À partir de cet instant, la veuve Kang n’arriva plus à dormir. Souvent, elle appelait Pao et lui demandait du vin.

— Je l’ai revu, disait-elle. Cette fois c’était un jeune moine, avec une autre tunique. Un hui-hui. J’étais une jeune reine. Cette fois-ci, c’est lui qui me sauvait. Nous nous sauvions ensemble. Et maintenant son fantôme est en colère, il erre entre les mondes.

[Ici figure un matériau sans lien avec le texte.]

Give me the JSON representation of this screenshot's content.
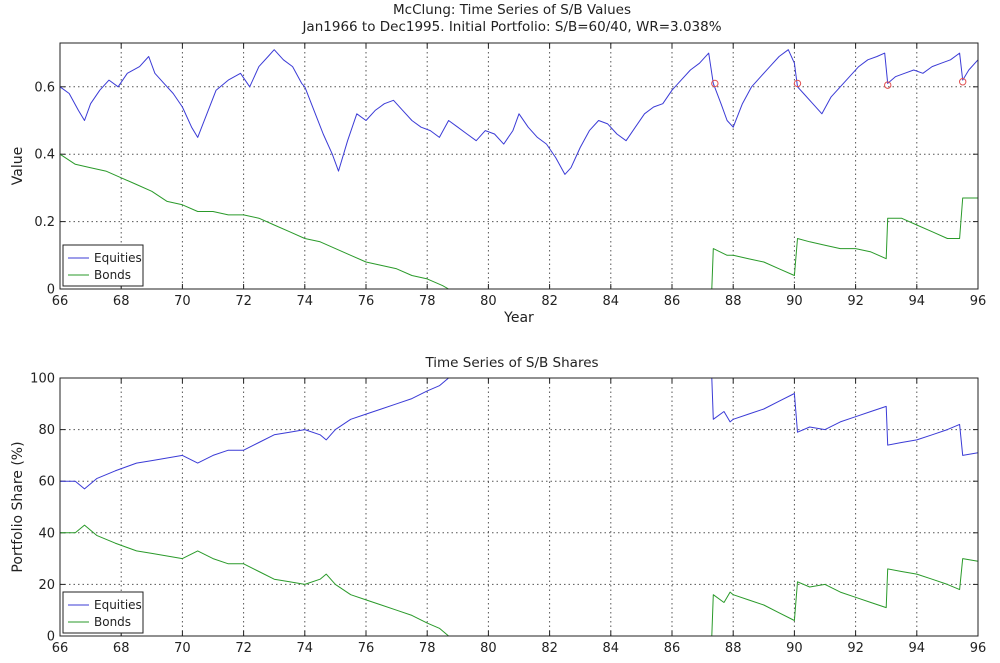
{
  "figure": {
    "top": {
      "title": "McClung: Time Series of S/B Values",
      "subtitle": "Jan1966 to Dec1995. Initial Portfolio: S/B=60/40, WR=3.038%"
    },
    "bottom": {
      "title": "Time Series of S/B Shares"
    }
  },
  "colors": {
    "equities": "#3b3bd6",
    "bonds": "#2a9a2a",
    "marker": "#e05050"
  },
  "chart_data": [
    {
      "type": "line",
      "title": "McClung: Time Series of S/B Values",
      "subtitle": "Jan1966 to Dec1995. Initial Portfolio: S/B=60/40, WR=3.038%",
      "xlabel": "Year",
      "ylabel": "Value",
      "xlim": [
        66,
        96
      ],
      "ylim": [
        0,
        0.73
      ],
      "xticks": [
        66,
        68,
        70,
        72,
        74,
        76,
        78,
        80,
        82,
        84,
        86,
        88,
        90,
        92,
        94,
        96
      ],
      "yticks": [
        0,
        0.2,
        0.4,
        0.6
      ],
      "ytick_labels": [
        "0",
        "0.2",
        "0.4",
        "0.6"
      ],
      "grid": true,
      "legend": "bottom-left",
      "series": [
        {
          "name": "Equities",
          "x": [
            66.0,
            66.3,
            66.6,
            66.8,
            67.0,
            67.3,
            67.6,
            67.9,
            68.2,
            68.6,
            68.9,
            69.1,
            69.4,
            69.7,
            70.0,
            70.3,
            70.5,
            70.8,
            71.1,
            71.5,
            71.9,
            72.2,
            72.5,
            72.8,
            73.0,
            73.3,
            73.6,
            73.9,
            74.0,
            74.3,
            74.6,
            74.9,
            75.1,
            75.4,
            75.7,
            76.0,
            76.3,
            76.6,
            76.9,
            77.2,
            77.5,
            77.8,
            78.1,
            78.4,
            78.7,
            79.0,
            79.3,
            79.6,
            79.9,
            80.2,
            80.5,
            80.8,
            81.0,
            81.3,
            81.6,
            81.9,
            82.2,
            82.5,
            82.7,
            83.0,
            83.3,
            83.6,
            83.9,
            84.2,
            84.5,
            84.8,
            85.1,
            85.4,
            85.7,
            86.0,
            86.3,
            86.6,
            86.9,
            87.2,
            87.35,
            87.6,
            87.8,
            88.0,
            88.3,
            88.6,
            88.9,
            89.2,
            89.5,
            89.8,
            90.0,
            90.1,
            90.3,
            90.6,
            90.9,
            91.2,
            91.5,
            91.8,
            92.1,
            92.4,
            92.7,
            92.95,
            93.05,
            93.3,
            93.6,
            93.9,
            94.2,
            94.5,
            94.8,
            95.1,
            95.4,
            95.5,
            95.7,
            96.0
          ],
          "values": [
            0.6,
            0.58,
            0.53,
            0.5,
            0.55,
            0.59,
            0.62,
            0.6,
            0.64,
            0.66,
            0.69,
            0.64,
            0.61,
            0.58,
            0.54,
            0.48,
            0.45,
            0.52,
            0.59,
            0.62,
            0.64,
            0.6,
            0.66,
            0.69,
            0.71,
            0.68,
            0.66,
            0.61,
            0.6,
            0.53,
            0.46,
            0.4,
            0.35,
            0.44,
            0.52,
            0.5,
            0.53,
            0.55,
            0.56,
            0.53,
            0.5,
            0.48,
            0.47,
            0.45,
            0.5,
            0.48,
            0.46,
            0.44,
            0.47,
            0.46,
            0.43,
            0.47,
            0.52,
            0.48,
            0.45,
            0.43,
            0.39,
            0.34,
            0.36,
            0.42,
            0.47,
            0.5,
            0.49,
            0.46,
            0.44,
            0.48,
            0.52,
            0.54,
            0.55,
            0.59,
            0.62,
            0.65,
            0.67,
            0.7,
            0.61,
            0.55,
            0.5,
            0.48,
            0.55,
            0.6,
            0.63,
            0.66,
            0.69,
            0.71,
            0.67,
            0.6,
            0.58,
            0.55,
            0.52,
            0.57,
            0.6,
            0.63,
            0.66,
            0.68,
            0.69,
            0.7,
            0.61,
            0.63,
            0.64,
            0.65,
            0.64,
            0.66,
            0.67,
            0.68,
            0.7,
            0.62,
            0.65,
            0.68
          ]
        },
        {
          "name": "Bonds",
          "x": [
            66.0,
            66.5,
            67.0,
            67.5,
            68.0,
            68.5,
            69.0,
            69.5,
            70.0,
            70.5,
            71.0,
            71.5,
            72.0,
            72.5,
            73.0,
            73.5,
            74.0,
            74.5,
            75.0,
            75.5,
            76.0,
            76.5,
            77.0,
            77.5,
            78.0,
            78.5,
            78.7,
            80.0,
            82.0,
            84.0,
            86.0,
            87.3,
            87.35,
            87.8,
            88.0,
            88.5,
            89.0,
            89.5,
            90.0,
            90.1,
            90.5,
            91.0,
            91.5,
            92.0,
            92.5,
            93.0,
            93.05,
            93.5,
            94.0,
            94.5,
            95.0,
            95.4,
            95.5,
            96.0
          ],
          "values": [
            0.4,
            0.37,
            0.36,
            0.35,
            0.33,
            0.31,
            0.29,
            0.26,
            0.25,
            0.23,
            0.23,
            0.22,
            0.22,
            0.21,
            0.19,
            0.17,
            0.15,
            0.14,
            0.12,
            0.1,
            0.08,
            0.07,
            0.06,
            0.04,
            0.03,
            0.01,
            0.0,
            0.0,
            0.0,
            0.0,
            0.0,
            0.0,
            0.12,
            0.1,
            0.1,
            0.09,
            0.08,
            0.06,
            0.04,
            0.15,
            0.14,
            0.13,
            0.12,
            0.12,
            0.11,
            0.09,
            0.21,
            0.21,
            0.19,
            0.17,
            0.15,
            0.15,
            0.27,
            0.27
          ]
        }
      ],
      "markers": {
        "x": [
          87.4,
          90.1,
          93.05,
          95.5
        ],
        "y": [
          0.61,
          0.61,
          0.605,
          0.615
        ]
      }
    },
    {
      "type": "line",
      "title": "Time Series of S/B Shares",
      "xlabel": "",
      "ylabel": "Portfolio Share (%)",
      "xlim": [
        66,
        96
      ],
      "ylim": [
        0,
        100
      ],
      "xticks": [
        66,
        68,
        70,
        72,
        74,
        76,
        78,
        80,
        82,
        84,
        86,
        88,
        90,
        92,
        94,
        96
      ],
      "yticks": [
        0,
        20,
        40,
        60,
        80,
        100
      ],
      "ytick_labels": [
        "0",
        "20",
        "40",
        "60",
        "80",
        "100"
      ],
      "grid": true,
      "legend": "bottom-left",
      "series": [
        {
          "name": "Equities",
          "x": [
            66.0,
            66.5,
            66.8,
            67.2,
            67.8,
            68.5,
            69.0,
            69.5,
            70.0,
            70.5,
            71.0,
            71.5,
            72.0,
            72.5,
            73.0,
            73.5,
            74.0,
            74.5,
            74.7,
            75.0,
            75.5,
            76.0,
            76.5,
            77.0,
            77.5,
            78.0,
            78.4,
            78.7,
            80.0,
            82.0,
            84.0,
            86.0,
            87.3,
            87.35,
            87.7,
            87.9,
            88.0,
            88.5,
            89.0,
            89.5,
            90.0,
            90.1,
            90.5,
            91.0,
            91.5,
            92.0,
            92.5,
            93.0,
            93.05,
            93.5,
            94.0,
            94.5,
            95.0,
            95.4,
            95.5,
            96.0
          ],
          "values": [
            60,
            60,
            57,
            61,
            64,
            67,
            68,
            69,
            70,
            67,
            70,
            72,
            72,
            75,
            78,
            79,
            80,
            78,
            76,
            80,
            84,
            86,
            88,
            90,
            92,
            95,
            97,
            100,
            100,
            100,
            100,
            100,
            100,
            84,
            87,
            83,
            84,
            86,
            88,
            91,
            94,
            79,
            81,
            80,
            83,
            85,
            87,
            89,
            74,
            75,
            76,
            78,
            80,
            82,
            70,
            71
          ]
        },
        {
          "name": "Bonds",
          "x": [
            66.0,
            66.5,
            66.8,
            67.2,
            67.8,
            68.5,
            69.0,
            69.5,
            70.0,
            70.5,
            71.0,
            71.5,
            72.0,
            72.5,
            73.0,
            73.5,
            74.0,
            74.5,
            74.7,
            75.0,
            75.5,
            76.0,
            76.5,
            77.0,
            77.5,
            78.0,
            78.4,
            78.7,
            80.0,
            82.0,
            84.0,
            86.0,
            87.3,
            87.35,
            87.7,
            87.9,
            88.0,
            88.5,
            89.0,
            89.5,
            90.0,
            90.1,
            90.5,
            91.0,
            91.5,
            92.0,
            92.5,
            93.0,
            93.05,
            93.5,
            94.0,
            94.5,
            95.0,
            95.4,
            95.5,
            96.0
          ],
          "values": [
            40,
            40,
            43,
            39,
            36,
            33,
            32,
            31,
            30,
            33,
            30,
            28,
            28,
            25,
            22,
            21,
            20,
            22,
            24,
            20,
            16,
            14,
            12,
            10,
            8,
            5,
            3,
            0,
            0,
            0,
            0,
            0,
            0,
            16,
            13,
            17,
            16,
            14,
            12,
            9,
            6,
            21,
            19,
            20,
            17,
            15,
            13,
            11,
            26,
            25,
            24,
            22,
            20,
            18,
            30,
            29
          ]
        }
      ]
    }
  ]
}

Ils placèrent des offrandes pour lui près du portail et de la fenêtre. Mais Kang continuait de pousser des cris, qui réveillaient tout le monde. On aurait dit des cris de paon. Parfois, ils la trouvaient, marchant dans son sommeil entre les bâtiments du domaine, parlant dans des langues étrangères, de voix qui n’étaient pas toujours la sienne. Tout le monde savait qu’il ne fallait jamais réveiller quelqu’un qui marchait en dormant, pour ne pas perturber son esprit et lui faire perdre ses repères, l’empêchant de retrouver son corps. Alors, ils la devançaient, bougeant les meubles pour qu’elle ne s’y blesse pas et réveillant le coq pour l’obliger à chanter plus tôt. Pao demanda à Shih d’écrire à ses frères aînés, pour leur raconter ce qui se passait, ou au moins d’écrire ce que sa mère disait en dormant, mais Shih ne voulut pas.

(Remarquez que si cela avait été son père qui avait été malade, ou poursuivi par des fantômes, il aurait certainement eu l’autorisation de rentrer.)

Finalement, Pao parla à la sœur de la première servante du plus âgé des frères de Shih quand elle se rendit au marché de Hangzhou ; de fil en aiguille, le frère aîné, qui vivait à Nanjing, apprit toute l’affaire. Mais il ne put pas venir. Il avait des obligations et ne pouvait pas se libérer.